6. Nausea or Morning Sickness: If you are pregnant while breastfeeding, it is likely that nausea and morning sickness will be greater this time around. Hence, it is important that you ensure it does not prevent you from eating well as you will need to provide nourishment to two babies simultaneously as well as sustain your energy and health.
7. Feeling Hungrier: As a breastfeeding mother, your hunger is bound to have increased significantly. But if there is a sudden spike in hunger accompanied by some of the other symptoms of pregnancy, then there s a good chance that you have conceived once again.
8. Lumps in Breasts: Pregnancy, as well as the many hormonal changes that occur postpartum, can lead to the formation of different types of lumps in your breasts. These can range from blocked milk sacs known as galactoceles to fluid-filled cysts and fibrous tissue also known as fibroadenoma.

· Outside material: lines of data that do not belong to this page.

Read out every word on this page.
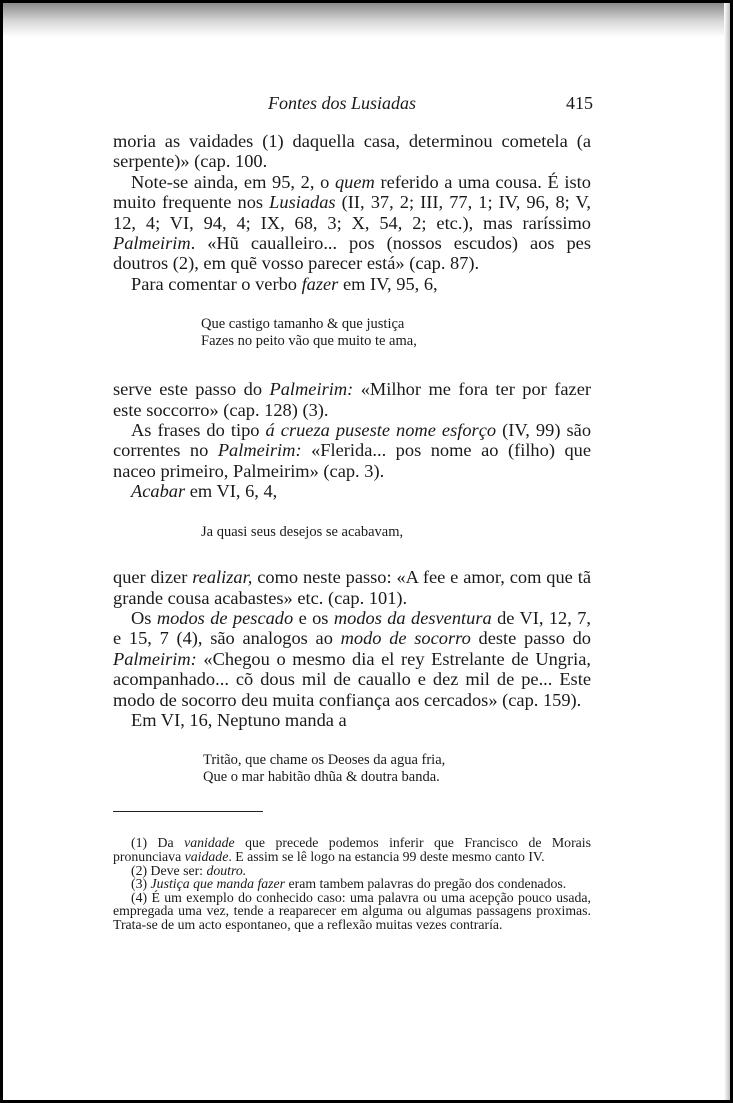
Fontes dos Lusiadas	415

moria as vaidades (1) daquella casa, determinou cometela (a serpente)» (cap. 100.

Note-se ainda, em 95, 2, o quem referido a uma cousa. É isto muito frequente nos Lusiadas (II, 37, 2; III, 77, 1; IV, 96, 8; V, 12, 4; VI, 94, 4; IX, 68, 3; X, 54, 2; etc.), mas raríssimo Palmeirim. «Hũ caualleiro... pos (nossos escudos) aos pes doutros (2), em quẽ vosso parecer está» (cap. 87).

Para comentar o verbo fazer em IV, 95, 6,

Que castigo tamanho & que justiça
Fazes no peito vão que muito te ama,

serve este passo do Palmeirim: «Milhor me fora ter por fazer este soccorro» (cap. 128) (3).

As frases do tipo á crueza puseste nome esforço (IV, 99) são correntes no Palmeirim: «Flerida... pos nome ao (filho) que naceo primeiro, Palmeirim» (cap. 3).

Acabar em VI, 6, 4,

Ja quasi seus desejos se acabavam,

quer dizer realizar, como neste passo: «A fee e amor, com que tã grande cousa acabastes» etc. (cap. 101).

Os modos de pescado e os modos da desventura de VI, 12, 7, e 15, 7 (4), são analogos ao modo de socorro deste passo do Palmeirim: «Chegou o mesmo dia el rey Estrelante de Ungria, acompanhado... cõ dous mil de cauallo e dez mil de pe... Este modo de socorro deu muita confiança aos cercados» (cap. 159).

Em VI, 16, Neptuno manda a

Tritão, que chame os Deoses da agua fria,
Que o mar habitão dhũa & doutra banda.

(1) Da vanidade que precede podemos inferir que Francisco de Morais pronunciava vaidade. E assim se lê logo na estancia 99 deste mesmo canto IV.

(2) Deve ser: doutro.

(3) Justiça que manda fazer eram tambem palavras do pregão dos condenados.

(4) É um exemplo do conhecido caso: uma palavra ou uma acepção pouco usada, empregada uma vez, tende a reaparecer em alguma ou algumas passagens proximas. Trata-se de um acto espontaneo, que a reflexão muitas vezes contraría.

Health Tips for Breastfeeding Mother, Unborn Child and Newborn Baby
If you find out that you are pregnant while you are still breastfeeding your infant, there is nothing to be anxious about. Just following a few simple tips will help ensure that the infant, your unborn baby, and you are all healthy and well.
1. Adequate Nutrition: It is important to eat well and choose your food properly to ensure that your daily nutrition requirements are fulfilled. You have to nourish not just yourself, but two other growing individuals at the same time. Besides eating a balanced diet, you must take a prenatal vitamin and add at least 500 calories to your daily dietary intake. This is because the foetus will need at least 300 calories to grow adequately. The rest is essential to prevent any interruption in your milk supply for the infant.

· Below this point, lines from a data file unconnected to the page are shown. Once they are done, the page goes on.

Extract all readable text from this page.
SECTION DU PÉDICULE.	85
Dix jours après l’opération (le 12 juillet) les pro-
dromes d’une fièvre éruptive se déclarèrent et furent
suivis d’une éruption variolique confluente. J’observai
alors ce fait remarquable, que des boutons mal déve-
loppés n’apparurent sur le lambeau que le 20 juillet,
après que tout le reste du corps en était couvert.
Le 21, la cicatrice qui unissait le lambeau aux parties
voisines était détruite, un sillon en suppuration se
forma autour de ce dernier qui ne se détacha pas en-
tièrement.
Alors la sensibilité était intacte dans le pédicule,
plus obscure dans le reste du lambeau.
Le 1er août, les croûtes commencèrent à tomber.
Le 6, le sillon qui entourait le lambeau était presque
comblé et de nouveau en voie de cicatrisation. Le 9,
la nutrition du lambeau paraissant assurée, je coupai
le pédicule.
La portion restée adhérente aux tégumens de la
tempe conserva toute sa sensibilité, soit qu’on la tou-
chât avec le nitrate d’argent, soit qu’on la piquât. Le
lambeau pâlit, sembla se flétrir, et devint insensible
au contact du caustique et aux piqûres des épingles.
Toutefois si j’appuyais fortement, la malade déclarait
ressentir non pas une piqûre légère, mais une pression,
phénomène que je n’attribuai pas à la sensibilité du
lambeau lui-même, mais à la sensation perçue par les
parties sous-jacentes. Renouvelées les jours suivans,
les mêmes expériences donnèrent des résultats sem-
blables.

2. Rest Well: Your energy levels are likely to be much lower than it would be during a regular pregnancy. This is because your body is involved in nurturing a foetus while it is also nourishing a newborn. This will result in double the effort on your part, and you are prone to fatigue without doing much. Resting well will help you cope with it all much better.
3. Stay Hydrated: Breastfeeding can rob your body of fluids, and it is important to stay hydrated at all times. When pregnant this becomes even more important as dehydration can lead to spells of dizziness and prove detrimental to the growth of the foetus. So, make sure you drink lots of water, fruit juices, milkshakes, and other such healthy fluids every day especially in summer.

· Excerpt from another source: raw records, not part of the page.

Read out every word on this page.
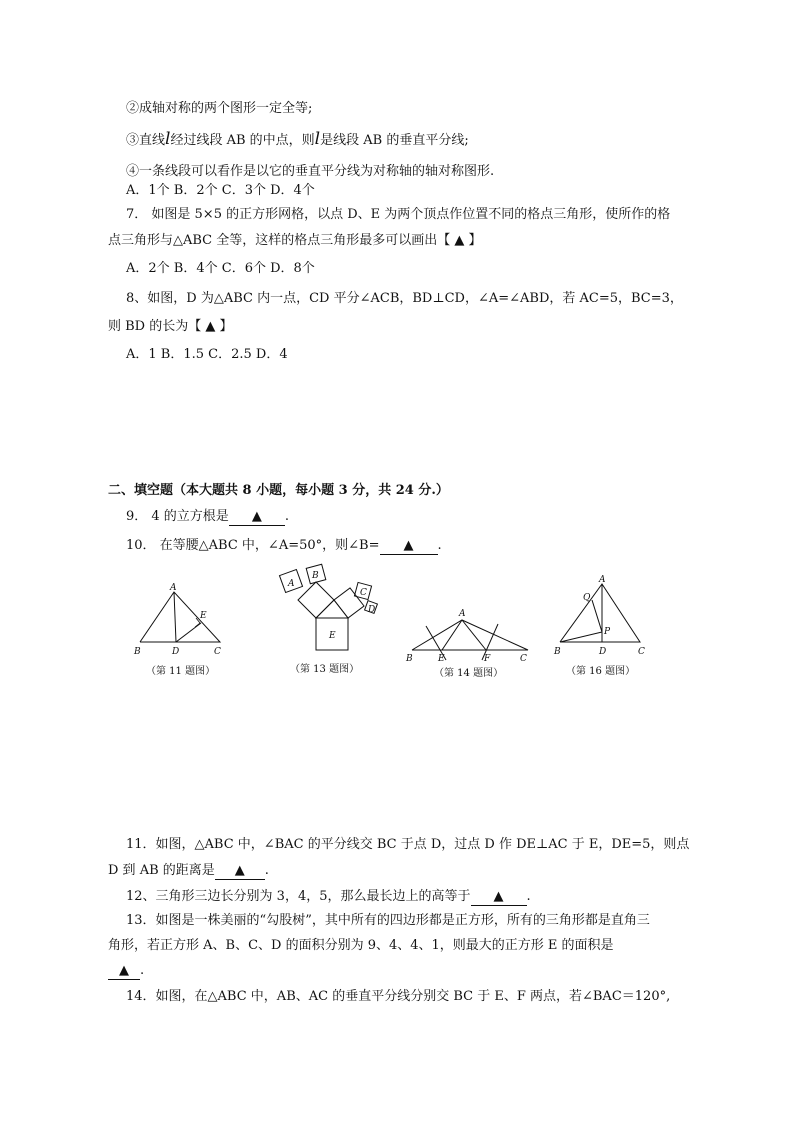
②成轴对称的两个图形一定全等;
③直线l经过线段 AB 的中点，则l是线段 AB 的垂直平分线;
④一条线段可以看作是以它的垂直平分线为对称轴的轴对称图形.
A．1个 B．2个 C．3个 D．4个
7． 如图是 5×5 的正方形网格，以点 D、E 为两个顶点作位置不同的格点三角形，使所作的格
点三角形与△ABC 全等，这样的格点三角形最多可以画出【 ▲ 】
A．2个 B．4个 C．6个 D．8个
8、如图，D 为△ABC 内一点，CD 平分∠ACB，BD⊥CD，∠A=∠ABD，若 AC=5，BC=3，
则 BD 的长为【 ▲ 】
A．1 B．1.5 C．2.5 D．4
二、填空题（本大题共 8 小题，每小题 3 分，共 24 分.）
9． 4 的立方根是 ▲ .
10． 在等腰△ABC 中，∠A=50°，则∠B= ▲ .
A
B	D	C
E
（第 11 题图）
A
B
C
D
E
（第 13 题图）
A
B	E	F	C
（第 14 题图）
A
Q
P
B	D	C
（第 16 题图）
11．如图，△ABC 中，∠BAC 的平分线交 BC 于点 D，过点 D 作 DE⊥AC 于 E，DE=5，则点
D 到 AB 的距离是 ▲ .
12、三角形三边长分别为 3，4，5，那么最长边上的高等于 ▲ .
13．如图是一株美丽的“勾股树”，其中所有的四边形都是正方形，所有的三角形都是直角三
角形，若正方形 A、B、C、D 的面积分别为 9、4、4、1，则最大的正方形 E 的面积是
▲ .
14．如图，在△ABC 中，AB、AC 的垂直平分线分别交 BC 于 E、F 两点，若∠BAC＝120°,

4. Appropriate Nipple Care: The increase in hormone levels, especially of oestrogen and progesterone can make your nipples sore. Add to this the breastfeeding, and there are higher chances of nipples becoming dry or cracking. This can lead to bacterial infections if not looked after properly. This soreness might decrease as pregnancy progresses and you might feel better in a few weeks’ time.
5. Wean If Required: If you find your pregnancy symptoms worsening or causing you extreme discomfort and having an adverse impact on your health, you might want to consider weaning your child off breastfeeding. You could reduce the number of feeds and supplement with formula the rest of the time. If your child is more than half a year old, you can slowly start increasing the intake of solids and thus, gradually stop breastfeeding altogether. Some children might have an emotional attachment to breastfeeding rather than a nutritional need. In this case, increase emotional bonding with your child in other ways to make up for the lack of breastfeeding. High-risk pregnancies, carrying multiples, or other complications are also some reasons why weaning might become necessary.
If you get pregnant while breastfeeding, the essential things remain feelings and relationships apart from your health. It comes down to weighing the needs and requirements of your nursing child and your unborn child. The decision to continue with breastfeeding or not is something that you must make after evaluating all aspects. Your individual circumstances will also play a crucial role in the decisions you take and the choices you make. Ultimately, it is important not to have any guilt or regrets about any of these later in life.